Cidadania



























O Teatro Viriato já vem habituando os seus espectadores assíduos a uma programação bastante diversificada, onde várias vozes performativas se cruzam e interagem.
Ontem subiu ao palco - e com o espectáculo, o próprio público - o projecto Cidadania, a partir do texto homónimo de Mark Ravenhill, com encenação de Graham Pulleyn.
Antes de entrar no cerne temático desta peça altamente provocadora (mas não menos realista), parece-me importante destacar que Graham Pulleyn foi o fundador do Teatro Regional da Serra do Montemuro, onde permaneceu durante 12 anos, tornando-se depois encenador de jovens.
A peça Cidadania insere-se num projecto mais amplo denominado Panos, com génese em Inglaterra (Shell Connections do London National Theatre), e que envolve sete escolas do nosso país.
Desiludam-se aqueles que pensam que esta peça é escrita numa linguagem muito densa ou pesada. Cidadania é feita de jovens para jovens e, obviamente, para todos aqueles que se interessem pelo intrincado mundo da adolescência.

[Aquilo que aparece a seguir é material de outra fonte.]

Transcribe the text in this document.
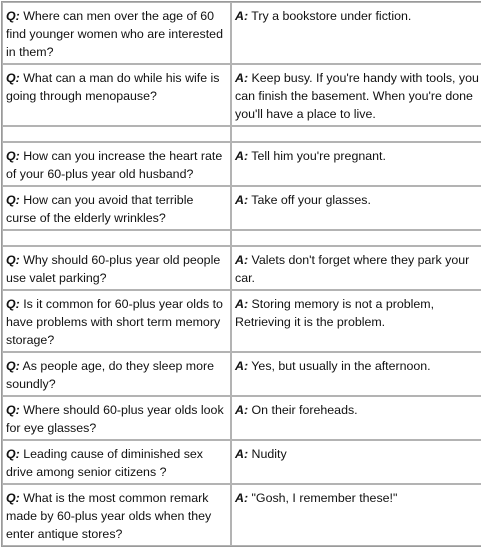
Q: Where can men over the age of 60 find younger women who are interested in them?	A: Try a bookstore under fiction.
Q: What can a man do while his wife is going through menopause?	A: Keep busy. If you're handy with tools, you can finish the basement. When you're done you'll have a place to live.

Q: How can you increase the heart rate of your 60-plus year old husband?	A: Tell him you're pregnant.
Q: How can you avoid that terrible curse of the elderly wrinkles?	A: Take off your glasses.

Q: Why should 60-plus year old people use valet parking?	A: Valets don't forget where they park your car.
Q: Is it common for 60-plus year olds to have problems with short term memory storage?	A: Storing memory is not a problem, Retrieving it is the problem.
Q: As people age, do they sleep more soundly?	A: Yes, but usually in the afternoon.
Q: Where should 60-plus year olds look for eye glasses?	A: On their foreheads.
Q: Leading cause of diminished sex drive among senior citizens ?	A: Nudity
Q: What is the most common remark made by 60-plus year olds when they enter antique stores?	A: "Gosh, I remember these!"
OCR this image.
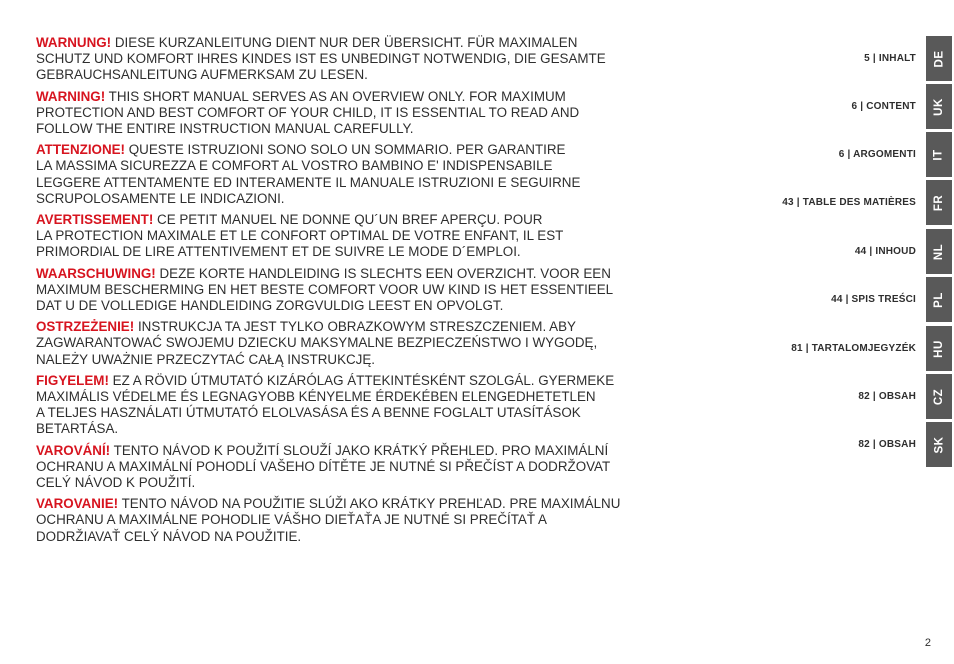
WARNUNG! DIESE KURZANLEITUNG DIENT NUR DER ÜBERSICHT. FÜR MAXIMALEN
SCHUTZ UND KOMFORT IHRES KINDES IST ES UNBEDINGT NOTWENDIG, DIE GESAMTE
GEBRAUCHSANLEITUNG AUFMERKSAM ZU LESEN.

WARNING! THIS SHORT MANUAL SERVES AS AN OVERVIEW ONLY. FOR MAXIMUM
PROTECTION AND BEST COMFORT OF YOUR CHILD, IT IS ESSENTIAL TO READ AND
FOLLOW THE ENTIRE INSTRUCTION MANUAL CAREFULLY.

ATTENZIONE! QUESTE ISTRUZIONI SONO SOLO UN SOMMARIO. PER GARANTIRE
LA MASSIMA SICUREZZA E COMFORT AL VOSTRO BAMBINO E' INDISPENSABILE
LEGGERE ATTENTAMENTE ED INTERAMENTE IL MANUALE ISTRUZIONI E SEGUIRNE
SCRUPOLOSAMENTE LE INDICAZIONI.

AVERTISSEMENT! CE PETIT MANUEL NE DONNE QU´UN BREF APERÇU. POUR
LA PROTECTION MAXIMALE ET LE CONFORT OPTIMAL DE VOTRE ENFANT, IL EST
PRIMORDIAL DE LIRE ATTENTIVEMENT ET DE SUIVRE LE MODE D´EMPLOI.

WAARSCHUWING! DEZE KORTE HANDLEIDING IS SLECHTS EEN OVERZICHT. VOOR EEN
MAXIMUM BESCHERMING EN HET BESTE COMFORT VOOR UW KIND IS HET ESSENTIEEL
DAT U DE VOLLEDIGE HANDLEIDING ZORGVULDIG LEEST EN OPVOLGT.

OSTRZEŻENIE! INSTRUKCJA TA JEST TYLKO OBRAZKOWYM STRESZCZENIEM. ABY
ZAGWARANTOWAĆ SWOJEMU DZIECKU MAKSYMALNE BEZPIECZEŃSTWO I WYGODĘ,
NALEŻY UWAŻNIE PRZECZYTAĆ CAŁĄ INSTRUKCJĘ.

FIGYELEM! EZ A RÖVID ÚTMUTATÓ KIZÁRÓLAG ÁTTEKINTÉSKÉNT SZOLGÁL. GYERMEKE
MAXIMÁLIS VÉDELME ÉS LEGNAGYOBB KÉNYELME ÉRDEKÉBEN ELENGEDHETETLEN
A TELJES HASZNÁLATI ÚTMUTATÓ ELOLVASÁSA ÉS A BENNE FOGLALT UTASÍTÁSOK
BETARTÁSA.

VAROVÁNÍ! TENTO NÁVOD K POUŽITÍ SLOUŽÍ JAKO KRÁTKÝ PŘEHLED. PRO MAXIMÁLNÍ
OCHRANU A MAXIMÁLNÍ POHODLÍ VAŠEHO DÍTĚTE JE NUTNÉ SI PŘEČÍST A DODRŽOVAT
CELÝ NÁVOD K POUŽITÍ.

VAROVANIE! TENTO NÁVOD NA POUŽITIE SLÚŽI AKO KRÁTKY PREHĽAD. PRE MAXIMÁLNU
OCHRANU A MAXIMÁLNE POHODLIE VÁŠHO DIEŤAŤA JE NUTNÉ SI PREČÍTAŤ A
DODRŽIAVAŤ CELÝ NÁVOD NA POUŽITIE.

5 | INHALT DE
6 | CONTENT UK
6 | ARGOMENTI IT
43 | TABLE DES MATIÈRES FR
44 | INHOUD NL
44 | SPIS TREŚCI PL
81 | TARTALOMJEGYZÉK HU
82 | OBSAH CZ
82 | OBSAH SK
2
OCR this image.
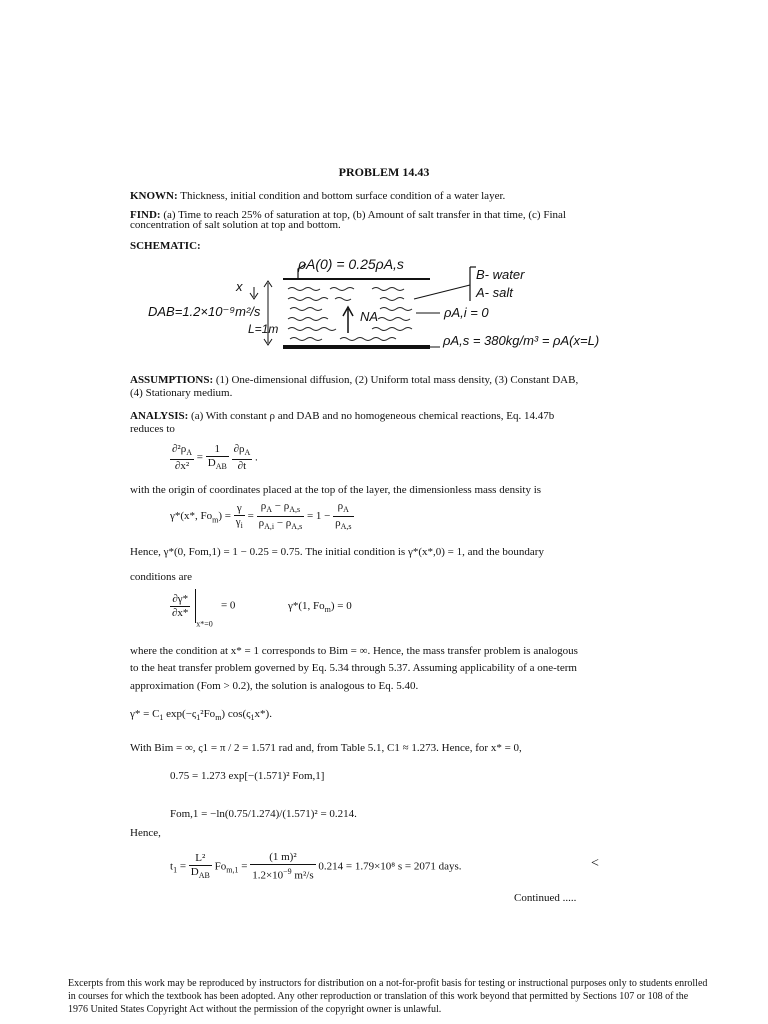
PROBLEM 14.43
KNOWN: Thickness, initial condition and bottom surface condition of a water layer.
FIND: (a) Time to reach 25% of saturation at top, (b) Amount of salt transfer in that time, (c) Final
concentration of salt solution at top and bottom.
SCHEMATIC:
ρA(0) = 0.25ρA,s
x
DAB=1.2×10⁻⁹m²/s
L=1m
NA
B- water
A- salt
ρA,i = 0
ρA,s = 380kg/m³ = ρA(x=L)
ASSUMPTIONS: (1) One-dimensional diffusion, (2) Uniform total mass density, (3) Constant DAB,
(4) Stationary medium.
ANALYSIS: (a) With constant ρ and DAB and no homogeneous chemical reactions, Eq. 14.47b
reduces to
$\frac{\partial^2\rho_A}{\text{∂x²}} = \frac{1}{D_{AB}}$
$\frac{\partial\rho_A}{\partial t}$ .
with the origin of coordinates placed at the top of the layer, the dimensionless mass density is
γ*(x*, $Fo_m) = \frac{\gamma}{\gamma_i} = \frac{\rho_A - \rho_{A,s}}{\rho_{A,i} - \rho_{A,s}} = 1 - \frac{\rho_A}{\rho_{A,s}}$
Hence, γ*(0, Fom,1) = 1 − 0.25 = 0.75. The initial condition is γ*(x*,0) = 1, and the boundary
conditions are
$\frac{\partial\gamma*}{\partial x*}$
$_{x*=0}$   = 0	γ*(1, $Fo_m) = 0$
where the condition at x* = 1 corresponds to Bim = ∞. Hence, the mass transfer problem is analogous
to the heat transfer problem governed by Eq. 5.34 through 5.37. Assuming applicability of a one-term
approximation (Fom > 0.2), the solution is analogous to Eq. 5.40.
$\gamma* = C_1$ $\exp(-\varsigma_1^2Fo_m)$ $\cos(\varsigma_1x*)$.
With Bim = ∞, ς1 = π / 2 = 1.571 rad and, from Table 5.1, C1 ≈ 1.273. Hence, for x* = 0,
0.75 = 1.273 exp[−(1.571)² Fom,1]
Fom,1 = −ln(0.75/1.274)/(1.571)² = 0.214.
Hence,
$t_1 = \frac{\text{L²}}{D_{AB}} Fo_{m,1} = \frac{\text{(1 m)²}}{1.2\times 10^{-9} m^2/s} 0.214 = 1.79\times 10^8$ s = 2071 days.	<
Continued .....
Excerpts from this work may be reproduced by instructors for distribution on a not-for-profit basis for testing or instructional purposes only to students enrolled in courses for which the textbook has been adopted. Any other reproduction or translation of this work beyond that permitted by Sections 107 or 108 of the 1976 United States Copyright Act without the permission of the copyright owner is unlawful.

Neste complexo universo, há uma infinidade de perguntas e um desejo tremendo de respostas, que nem sempre emergem.
Por outro lado, todos os protagonistas da peça - cópia fiel dos jovens reais, porque também eles jovens em demanda, assolados por perguntas sem resposta - são confrontados com a questão crucial da escolha e, sobretudo, com a difícil afirmação da individualidade no contexto de grupo. Os adolescentes, por norma, degladiam-se com o árduo dilema de serem autónomos, sem, no entanto, se demarcarem do grupo que os e se monitoriza, como um verdadeiro juiz implacável. A linha que separa a integração da desintegração é muito ténue.
A nota dominante desta peça é, sem dúvida, o humor e como, através dele, podemos problematizar questões tão importantes como a cidadania e o exercício das escolhas pessoais num contexto social. O uso do calão é constante, numa linguagem fidedigna que, inevitavelmente, desperta a gargalhada (no fundo, aquela sensação quase infantil de nos regozijarmos com as palavras proibidas). Os puffs têm muitos elementos fálicos e as palavras de ordem escritas no chão são percorridas também pelo sexo, a obsessão predilecta de qualquer adolescente.
Os contextos podem divergir de geração para geração. Os jovens de hoje em dia vivem num universo dominado pela tecnologia, pela Internet, pelo ritmo frenético que já é uma realidade nesta geração.
Ainda que a adolescência dos tempos actuais se componha de outros matizes que não os das gerações anteriores, o desejo de transgressão, de experienciar e de descobrir é exactamente o mesmo. E sempre assim foi desde os primórdios da Humanidade. É nesse período que se forma a personalidade e que se traçam as escolhas fundamentais da existência.
Haverá sempre dúvidas, hesitações, avanços, recuos. No fundo, a adolescência nunca deixa de fazer sentir a sua marca. As preocupações assumem outros contornos, mas a urgência da escolha mantém-se. E é dessa matéria-prima que se faz a cidadania.

Comentários

Anónimo disse…
Parabens a todos os actores pela coragem e profissionalismo em palco.